To family and friends not in Iraq, it is incomprehensible why you came here, and certainly why you returned twice, three times -- in my case, over and over for nearly three years.

I could say something like "The cycle of risk and survival makes life more valuable," but that wouldn't be true, although some journalists do become addicted to the danger, to the high of sidestepping death.

Witnessing History

For me, at least, what is true is that once in a while as a journalist you get the chance to witness history, a moment when tectonic plates shift, when more is at stake than you ever imagined you would touch or see. It's the adrenaline surge of being in a place where people's lives are in the balance, where every decision counts and where what you're writing might, might just matter.

And you feel more alive than you've ever felt -- but you're also often closer to being killed. You notice I wrote "often." I needed a qualifier.

As I said, I wasn't drawn to the danger; it crept up on me. I put out of my mind unsettling questions about just how close I might be to getting killed. But it lurked out there, inescapable. Is a 50-50 chance of survival acceptable? Or are you only comfortable if the odds are better than 80-20?

These are the calculations I've made every day, sometimes several times in a day. Calculations about the odds of being caught in a suicide bombing, abducted, shot by mistake or on purpose. I've become a bookmaker of sorts. I can tell you that the chance of being caught in a suicide bombing is slight, unless you have to go through a checkpoint, at which point it skyrockets. But the chances of my being kidnapped, well, I don't even want to write about that.

I remember an American security contractor with a faraway, almost happy look telling me in 2003, when we could still drive around Baghdad without worrying about it, "Nothing clarifies your thought like a gun to the head." Well, I assured myself, I'm not that far gone.

A year later, I had a chance to test his assertion.
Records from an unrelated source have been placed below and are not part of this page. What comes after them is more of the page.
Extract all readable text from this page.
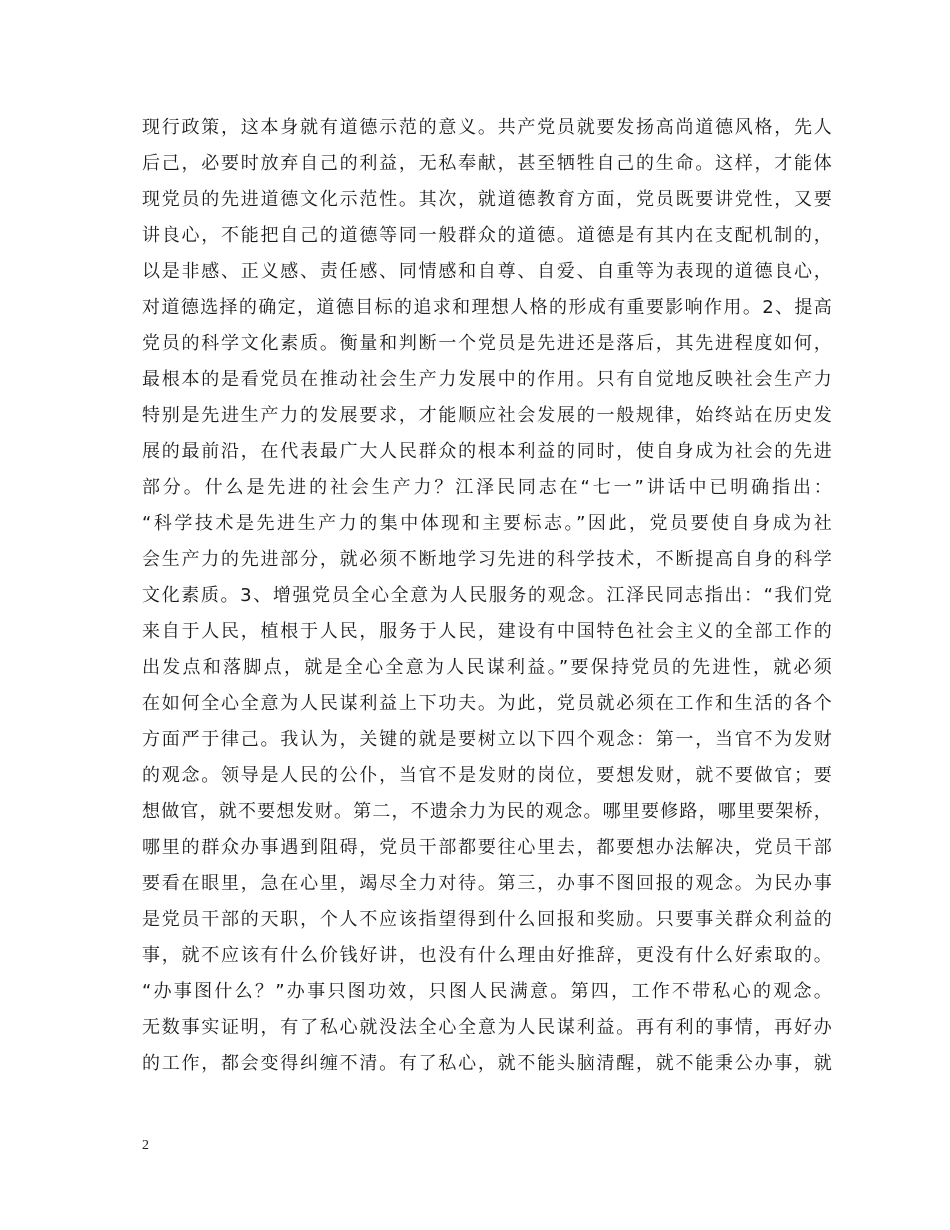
现行政策，这本身就有道德示范的意义。共产党员就要发扬高尚道德风格，先人
后己，必要时放弃自己的利益，无私奉献，甚至牺牲自己的生命。这样，才能体
现党员的先进道德文化示范性。其次，就道德教育方面，党员既要讲党性，又要
讲良心，不能把自己的道德等同一般群众的道德。道德是有其内在支配机制的，
以是非感、正义感、责任感、同情感和自尊、自爱、自重等为表现的道德良心，
对道德选择的确定，道德目标的追求和理想人格的形成有重要影响作用。2、提高
党员的科学文化素质。衡量和判断一个党员是先进还是落后，其先进程度如何，
最根本的是看党员在推动社会生产力发展中的作用。只有自觉地反映社会生产力
特别是先进生产力的发展要求，才能顺应社会发展的一般规律，始终站在历史发
展的最前沿，在代表最广大人民群众的根本利益的同时，使自身成为社会的先进
部分。什么是先进的社会生产力？江泽民同志在“七一”讲话中已明确指出：
“科学技术是先进生产力的集中体现和主要标志。”因此，党员要使自身成为社
会生产力的先进部分，就必须不断地学习先进的科学技术，不断提高自身的科学
文化素质。3、增强党员全心全意为人民服务的观念。江泽民同志指出：“我们党
来自于人民，植根于人民，服务于人民，建设有中国特色社会主义的全部工作的
出发点和落脚点，就是全心全意为人民谋利益。”要保持党员的先进性，就必须
在如何全心全意为人民谋利益上下功夫。为此，党员就必须在工作和生活的各个
方面严于律己。我认为，关键的就是要树立以下四个观念：第一，当官不为发财
的观念。领导是人民的公仆，当官不是发财的岗位，要想发财，就不要做官；要
想做官，就不要想发财。第二，不遗余力为民的观念。哪里要修路，哪里要架桥，
哪里的群众办事遇到阻碍，党员干部都要往心里去，都要想办法解决，党员干部
要看在眼里，急在心里，竭尽全力对待。第三，办事不图回报的观念。为民办事
是党员干部的天职，个人不应该指望得到什么回报和奖励。只要事关群众利益的
事，就不应该有什么价钱好讲，也没有什么理由好推辞，更没有什么好索取的。
“办事图什么？”办事只图功效，只图人民满意。第四，工作不带私心的观念。
无数事实证明，有了私心就没法全心全意为人民谋利益。再有利的事情，再好办
的工作，都会变得纠缠不清。有了私心，就不能头脑清醒，就不能秉公办事，就
2
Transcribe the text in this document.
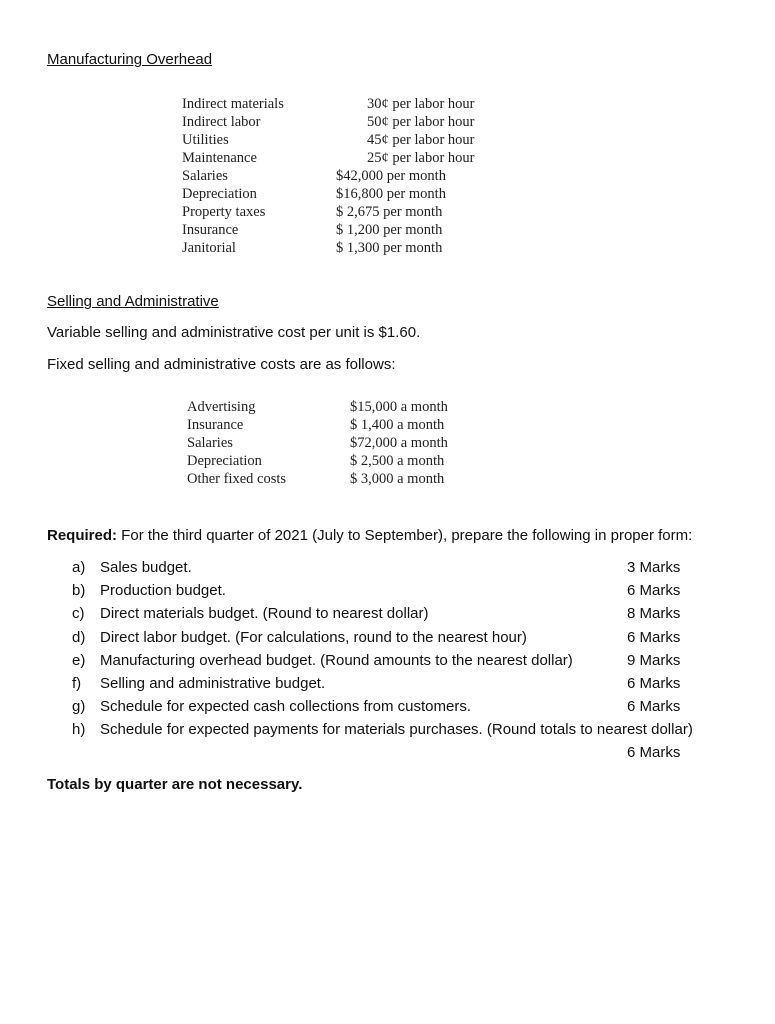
Manufacturing Overhead
Indirect materials	30¢ per labor hour
Indirect labor	50¢ per labor hour
Utilities	45¢ per labor hour
Maintenance	25¢ per labor hour
Salaries	$42,000 per month
Depreciation	$16,800 per month
Property taxes	$ 2,675 per month
Insurance	$ 1,200 per month
Janitorial	$ 1,300 per month
Selling and Administrative
Variable selling and administrative cost per unit is $1.60.
Fixed selling and administrative costs are as follows:
Advertising	$15,000 a month
Insurance	$ 1,400 a month
Salaries	$72,000 a month
Depreciation	$ 2,500 a month
Other fixed costs	$ 3,000 a month
Required: For the third quarter of 2021 (July to September), prepare the following in proper form:
a) Sales budget.	3 Marks
b) Production budget.	6 Marks
c)	Direct materials budget. (Round to nearest dollar)	8 Marks
d) Direct labor budget. (For calculations, round to the nearest hour)	6 Marks
e) Manufacturing overhead budget. (Round amounts to the nearest dollar)	9 Marks
f)	Selling and administrative budget.	6 Marks
g) Schedule for expected cash collections from customers.	6 Marks
h) Schedule for expected payments for materials purchases. (Round totals to nearest dollar)
6 Marks
Totals by quarter are not necessary.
I had gone to a hospital in Fallouja to report on the killing of four Iraqis, reportedly by U.S. Marines. But a relative of one of the dead saw in me an infidel intruding on his family's private grief, and in a rage he pulled a gun on me and my interpreter. In that moment, I learned that with a gun near my head, I didn't feel clear about anything except that what I was doing wasn't worth it and that I had put my interpreter, whom I cared about deeply, in danger. He had four children and a wife. What did I think I was doing? And I couldn't bear to think about my family and what it would do to them if I were killed in a foreign place.

The waves of nausea came hours later and I kept trying to breathe more deeply, but for almost a day I felt like I couldn't fill my lungs.

Trying to Blend In

Still, it took nearly two years before I turned back from an assignment. Because something changed for me when Jill Carroll, an American freelance journalist for the Christian Science Monitor, was abducted Jan. 7.
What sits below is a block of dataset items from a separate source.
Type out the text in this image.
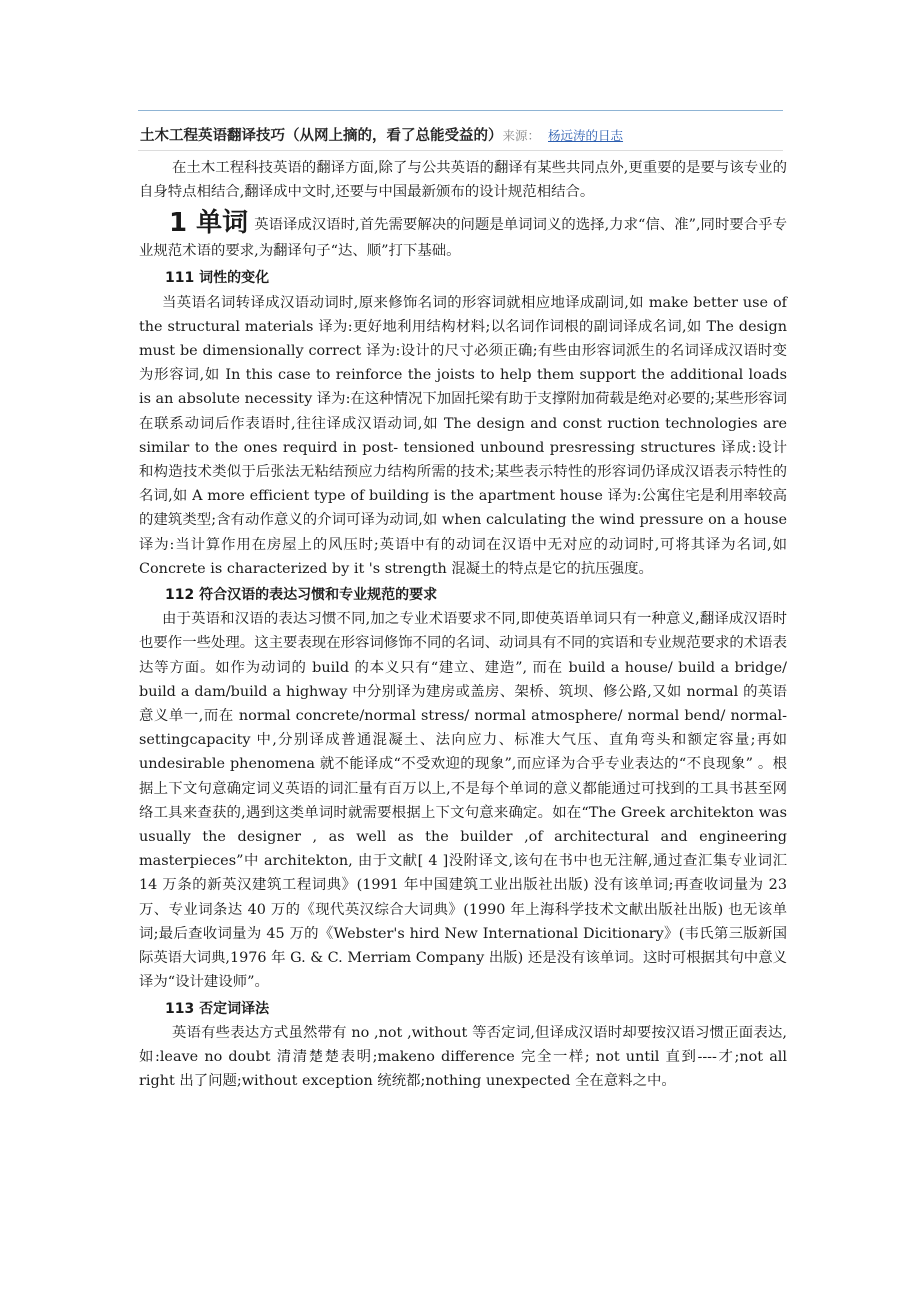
土木工程英语翻译技巧（从网上摘的，看了总能受益的）来源： 杨远涛的日志

在土木工程科技英语的翻译方面,除了与公共英语的翻译有某些共同点外,更重要的是要与该专业的自身特点相结合,翻译成中文时,还要与中国最新颁布的设计规范相结合。

1 单词 英语译成汉语时,首先需要解决的问题是单词词义的选择,力求“信、准”,同时要合乎专业规范术语的要求,为翻译句子“达、顺”打下基础。

111 词性的变化

当英语名词转译成汉语动词时,原来修饰名词的形容词就相应地译成副词,如 make better use of the structural materials 译为:更好地利用结构材料;以名词作词根的副词译成名词,如 The design must be dimensionally correct 译为:设计的尺寸必须正确;有些由形容词派生的名词译成汉语时变为形容词,如 In this case to reinforce the joists to help them support the additional loads is an absolute necessity 译为:在这种情况下加固托梁有助于支撑附加荷载是绝对必要的;某些形容词在联系动词后作表语时,往往译成汉语动词,如 The design and const ruction technologies are similar to the ones requird in post- tensioned unbound presressing structures 译成:设计和构造技术类似于后张法无粘结预应力结构所需的技术;某些表示特性的形容词仍译成汉语表示特性的名词,如 A more efficient type of building is the apartment house 译为:公寓住宅是利用率较高的建筑类型;含有动作意义的介词可译为动词,如 when calculating the wind pressure on a house 译为:当计算作用在房屋上的风压时;英语中有的动词在汉语中无对应的动词时,可将其译为名词,如 Concrete is characterized by it 's strength 混凝土的特点是它的抗压强度。

112 符合汉语的表达习惯和专业规范的要求

由于英语和汉语的表达习惯不同,加之专业术语要求不同,即使英语单词只有一种意义,翻译成汉语时也要作一些处理。这主要表现在形容词修饰不同的名词、动词具有不同的宾语和专业规范要求的术语表达等方面。如作为动词的 build 的本义只有“建立、建造”, 而在 build a house/ build a bridge/ build a dam/build a highway 中分别译为建房或盖房、架桥、筑坝、修公路,又如 normal 的英语意义单一,而在 normal concrete/normal stress/ normal atmosphere/ normal bend/ normal- settingcapacity 中,分别译成普通混凝土、法向应力、标准大气压、直角弯头和额定容量;再如 undesirable phenomena 就不能译成“不受欢迎的现象”,而应译为合乎专业表达的“不良现象” 。根据上下文句意确定词义英语的词汇量有百万以上,不是每个单词的意义都能通过可找到的工具书甚至网络工具来查获的,遇到这类单词时就需要根据上下文句意来确定。如在“The Greek architekton was usually the designer , as well as the builder ,of architectural and engineering masterpieces”中 architekton, 由于文献[ 4 ]没附译文,该句在书中也无注解,通过查汇集专业词汇 14 万条的新英汉建筑工程词典》(1991 年中国建筑工业出版社出版) 没有该单词;再查收词量为 23 万、专业词条达 40 万的《现代英汉综合大词典》(1990 年上海科学技术文献出版社出版) 也无该单词;最后查收词量为 45 万的《Webster's hird New International Dicitionary》(韦氏第三版新国际英语大词典,1976 年 G. & C. Merriam Company 出版) 还是没有该单词。这时可根据其句中意义译为“设计建设师”。

113 否定词译法

英语有些表达方式虽然带有 no ,not ,without 等否定词,但译成汉语时却要按汉语习惯正面表达,如:leave no doubt 清清楚楚表明;makeno difference 完全一样; not until 直到----才;not all right 出了问题;without exception 统统都;nothing unexpected 全在意料之中。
I had always told myself that despite my blue eyes and pale skin, I would slip unnoticed through Iraq with my hijab, head scarf and black abaya. The abaya was my cloak of invisibility, my body armor.

I studied the way many Iraqi women walked -- with a slight shuffle, from wearing slip-on mules much of the time. I studied how they linked arms with other women when they walked in the markets. I noted the kind of purses they carried -- large and black. I blended. I was thrilled when people addressed me in Arabic; perhaps they really thought I was one of them.